Yesterday, while making my regular visits to various financial sites, I did a double take when I saw a photo on Bloomberg of a man with piercing eyes. Without initially seeing the caption connected to the photo, I immediately thought “I know that face.”
To my pleasant surprise, I scrolled down to the photo and the story attached to see that the man was none other than a junior trader with whom I had worked named Paul Scialla (on the left in the photo above with his twin brother Peter).
I smiled and was quite pleased to read the story.
Paul Scialla, or as we called him, “Spider,” possessed instincts even back then as a young man in his early twenties that made it obvious to me that he would be a very successful Wall Street trader. Spider got along with everybody. He was a sponge in terms of absorbing information and learning about risk. He was not easily rattled, even when absorbing the daily ritual of good-natured but at times abrasive bantering directed his way by some of our traders and salesmen.
It was at UBS that I first heard the phrase of people “being thrown under the bus.” Shortly thereafter, I scratched my head when hearing a salesman inform me that he viewed the UBS motto as “the beatings will continue until morale improves.” I knew I had work to do in growing our biz there. While laughing on one hand, I also knew phrases like these were an indication of a challenging culture within that organization. I did not know whether to laugh or cry when a senior trader informed me, “LD, you think this is bad? This is ‘the best’ shop I have ever worked at.”
My stay at UBS was relatively short-lived as the takeover of the firm by Swiss Bank in 1998 brought about the demise of our trading business. Such is life on Wall Street. That said, the demise of our biz was actually not a bad thing for Paul Scialla as he quickly landed at Morgan Stanley where he made a name for himself as an outstanding trader. A few short years after that, he moved to Goldman Sachs and developed a reputation as one of the top mortgage traders on Wall Street. I could not have been more pleased.
I write about Paul today and congratulate him as he and his twin brother and partners take their entrepreneurial spirit away from Wall Street as the founders of a business to promote wellness within the residential, hotel, and office space industry. I wish them well.

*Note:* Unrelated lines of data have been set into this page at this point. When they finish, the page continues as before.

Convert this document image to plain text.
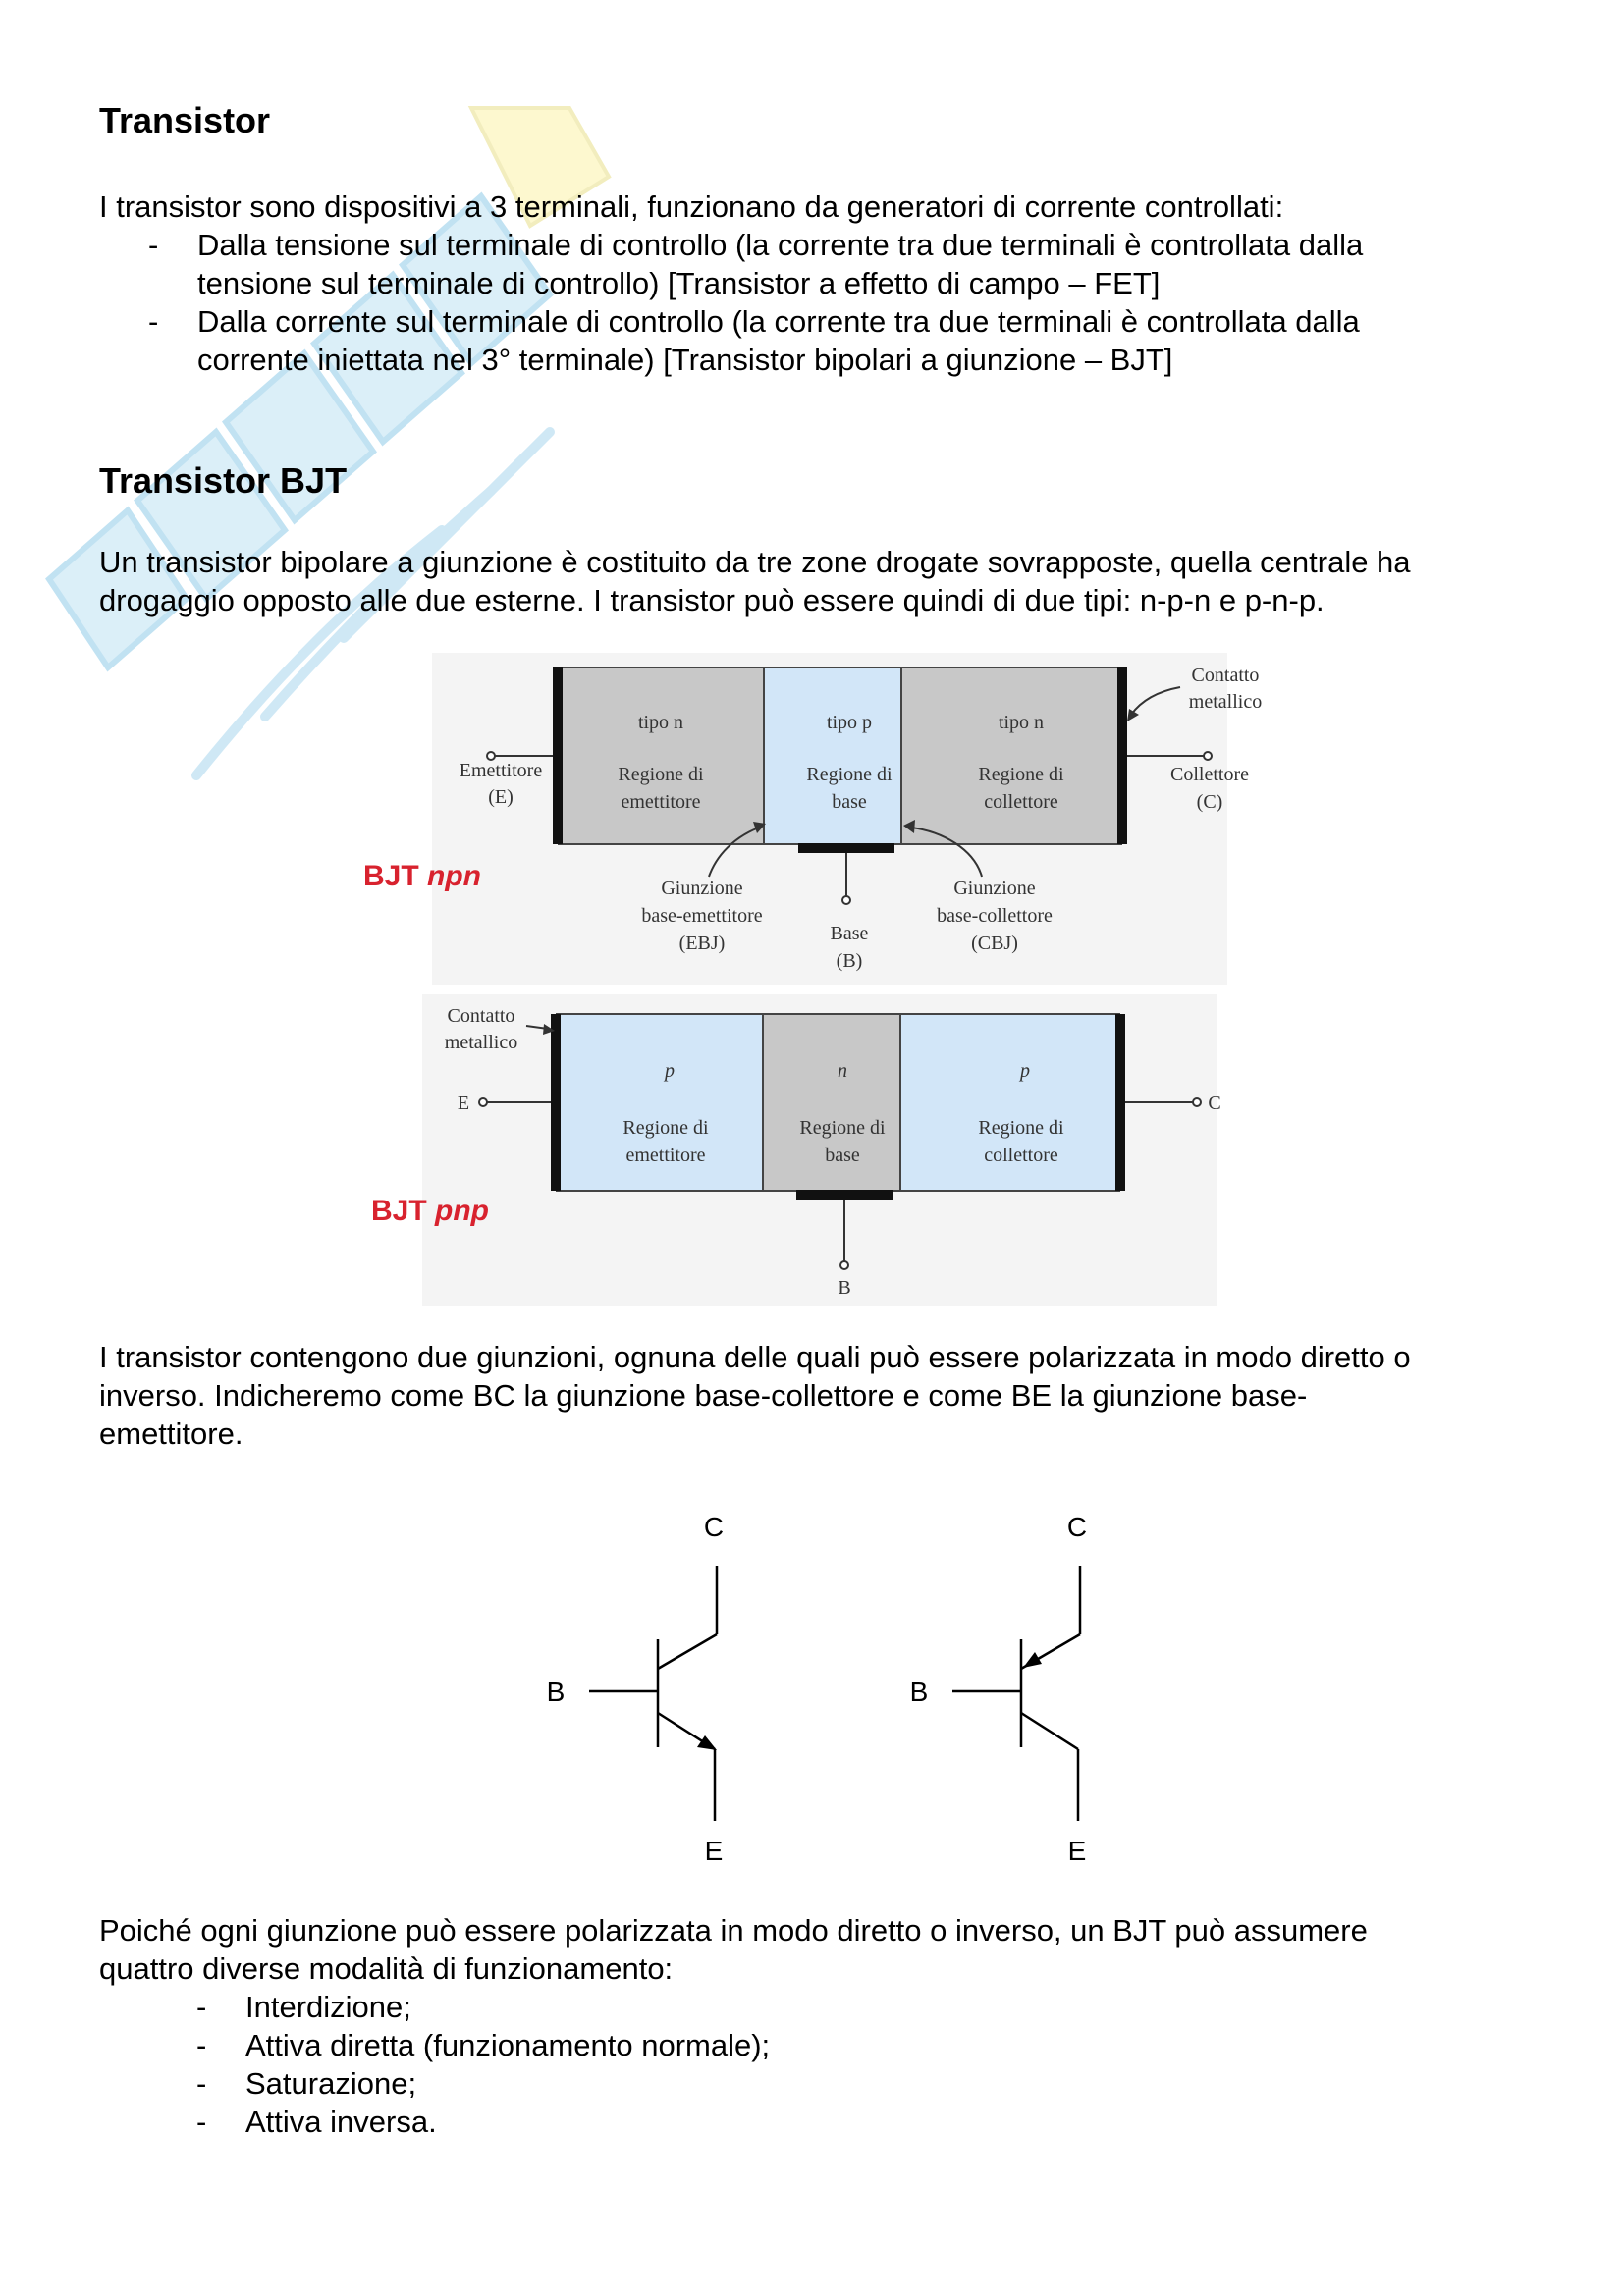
Transistor

I transistor sono dispositivi a 3 terminali, funzionano da generatori di corrente controllati:

- Dalla tensione sul terminale di controllo (la corrente tra due terminali è controllata dalla
tensione sul terminale di controllo) [Transistor a effetto di campo – FET]
- Dalla corrente sul terminale di controllo (la corrente tra due terminali è controllata dalla
corrente iniettata nel 3° terminale) [Transistor bipolari a giunzione – BJT]
Transistor BJT

Un transistor bipolare a giunzione è costituito da tre zone drogate sovrapposte, quella centrale ha
drogaggio opposto alle due esterne. I transistor può essere quindi di due tipi: n-p-n e p-n-p.

tipo n
Regione di
emettitore
tipo p
Regione di
base
tipo n
Regione di
collettore
Emettitore
(E)
Collettore
(C)
Contatto
metallico
Base
(B)
Giunzione
base-emettitore
(EBJ)
Giunzione
base-collettore
(CBJ)
BJT npn
p
Regione di
emettitore
n
Regione di
base
p
Regione di
collettore
Contatto
metallico
E	C
B
BJT pnp

I transistor contengono due giunzioni, ognuna delle quali può essere polarizzata in modo diretto o
inverso. Indicheremo come BC la giunzione base-collettore e come BE la giunzione base-
emettitore.

C
B
E
C
B
E

Poiché ogni giunzione può essere polarizzata in modo diretto o inverso, un BJT può assumere
quattro diverse modalità di funzionamento:

- Interdizione;
- Attiva diretta (funzionamento normale);
- Saturazione;
- Attiva inversa.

I know it is easy to vilify Wall Street at large and Goldman Sachs specifically for an array of shortcomings. That said, I maintain that Wall Street is filled with endless numbers of truly good people with exceptional talents. Paul Scialla is one of them.
Hats off to “Spider.”
I have no business interest with any entity referenced in this commentary. The opinions expressed are my own. I am a proponent of real transparency within our markets so that investor confidence and investor protection can be achieved.